Dans ce contexte, certains accusés – Göring en tête – profitent de la lourdeur procédurale pour se réinstaller symboliquement dans le prétoire. Ils dénoncent le « procès-spectacle » et parlent notamment de « justice des vainqueurs », questionnant la légitimité des Alliés à les juger. Une rhétorique qui vise moins à convaincre le tribunal qu’à laisser planer le doute, et qui, dans une certaine mesure, porte ses fruits : l’unité morale des vainqueurs perd de son évidence et le procès de son dynamisme.

L’hostilité entre les journalistes devient de plus en plus prégnante, et les habitants du Palais Rouge se trouvent désormais très isolés du reste de la presse internationale. Pourtant, malgré ces tensions, le procès tient : il demeure un espace où, pour un temps, la justice prime sur les rivalités géopolitiques naissantes. En son sein, les États concurrents se soumettent volontairement à une procédure commune, et permettent à Nuremberg de persister en dépit des intérêts et opinions divergentes.

L’heure des pendus

A l’automne 1946, après des mois d’audiences, le procès de Nuremberg s’achemine lentement vers son terme. La lassitude est palpable dans la salle d’audience, chez les journalistes comme chez les juges, mais le moment décisif approche.

Le verdict tombe entre le 30 septembre et le 1ᵉʳ octobre 1946. Sur les vingt-et-un accusés jugés, douze sont condamnés à mort par pendaison, trois à la réclusion à perpétuité, quatre à de lourdes peines de prison. Trois sont acquittés. L’un des accusés majeurs, Hermann Göring, se suicide dans sa cellule quelques heures avant son exécution, ultime geste de défi envers une justice qu’il n’aura jamais reconnue.

Les pendaisons ont lieu dans la nuit du 15 au 16 octobre 1946, à la prison de Nuremberg. Elles se déroulent à huis clos, sans public, sans mise en scène spectaculaire. Ce choix n’est pas anodin : il s’agit précisément d’éviter que la justice ne bascule dans le théâtre de la vengeance.

Certains journalistes sont tirés au sort pour assister aux pendaisons. Pour la plupart, ce moment n’est synonyme d’aucune victoire, d’aucun triomphe. Ils retranscrivent ces moments avec une gravité presque sourde. Les pendaisons permettent de clore le chapitre du nazisme, mais n’effacent pas les morts dont il est à l’origine.
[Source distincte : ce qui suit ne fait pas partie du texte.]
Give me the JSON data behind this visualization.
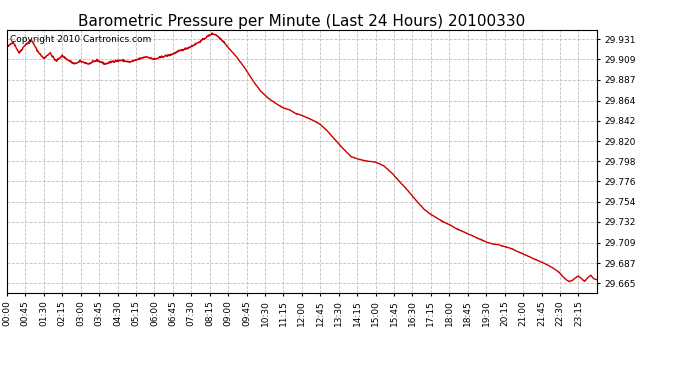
{
  "title": "Barometric Pressure per Minute (Last 24 Hours) 20100330",
  "copyright_text": "Copyright 2010 Cartronics.com",
  "line_color": "#cc0000",
  "bg_color": "#ffffff",
  "plot_bg_color": "#ffffff",
  "grid_color": "#c0c0c0",
  "yticks": [
    29.665,
    29.687,
    29.709,
    29.732,
    29.754,
    29.776,
    29.798,
    29.82,
    29.842,
    29.864,
    29.887,
    29.909,
    29.931
  ],
  "ylim": [
    29.655,
    29.941
  ],
  "xtick_labels": [
    "00:00",
    "00:45",
    "01:30",
    "02:15",
    "03:00",
    "03:45",
    "04:30",
    "05:15",
    "06:00",
    "06:45",
    "07:30",
    "08:15",
    "09:00",
    "09:45",
    "10:30",
    "11:15",
    "12:00",
    "12:45",
    "13:30",
    "14:15",
    "15:00",
    "15:45",
    "16:30",
    "17:15",
    "18:00",
    "18:45",
    "19:30",
    "20:15",
    "21:00",
    "21:45",
    "22:30",
    "23:15"
  ],
  "title_fontsize": 11,
  "tick_fontsize": 6.5,
  "copyright_fontsize": 6.5,
  "line_width": 1.0
}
Les corps sont ensuite incinérés et leurs cendres dispersées anonymement dans un affluent de l’Isar. L’objectif est d’empêcher toute future sacralisation ou tout lieu de pèlerinage nazi.

Conclusion : les États-Unis ont-ils renié Nuremberg ?

Nuremberg porte largement la marque des États-Unis, entre le cadre juridique, les moyens matériels, le dispositif médiatique, et surtout, la volonté de faire du procès une scène pédagogique mondiale. Il incarne alors un idéalisme fort qui se manifeste dans la conviction que le droit peut contenir la barbarie.

Son héritage est aujourd’hui à la fois omniprésent et menacé. De fait, l’actualité récente a vu les États-Unis imposer des sanctions contre des responsables de la Cour pénale internationale, notamment après les mandats d’arrêt visant des dirigeants israéliens dans le contexte de la guerre à Gaza. En décembre 2025, le secrétaire d’État Marco Rubio a annoncé des sanctions visant deux juges de la Cour pénale internationale. Ces mesures s’inscrivent dans une série commencée plus tôt en 2025, fondée sur un décret présidentiel. 

Le paradoxe est cruel : les États-Unis, artisans centraux du procès de Nuremberg, apparaissent désormais comme l’un des principaux adversaires politiques de la justice pénale internationale lorsqu’elle compromet leurs intérêts ou ceux de leurs alliés. Cette tension révèle une vérité inconfortable : le droit international tient que tant qu’il se soumet aux rapports de forces politiques.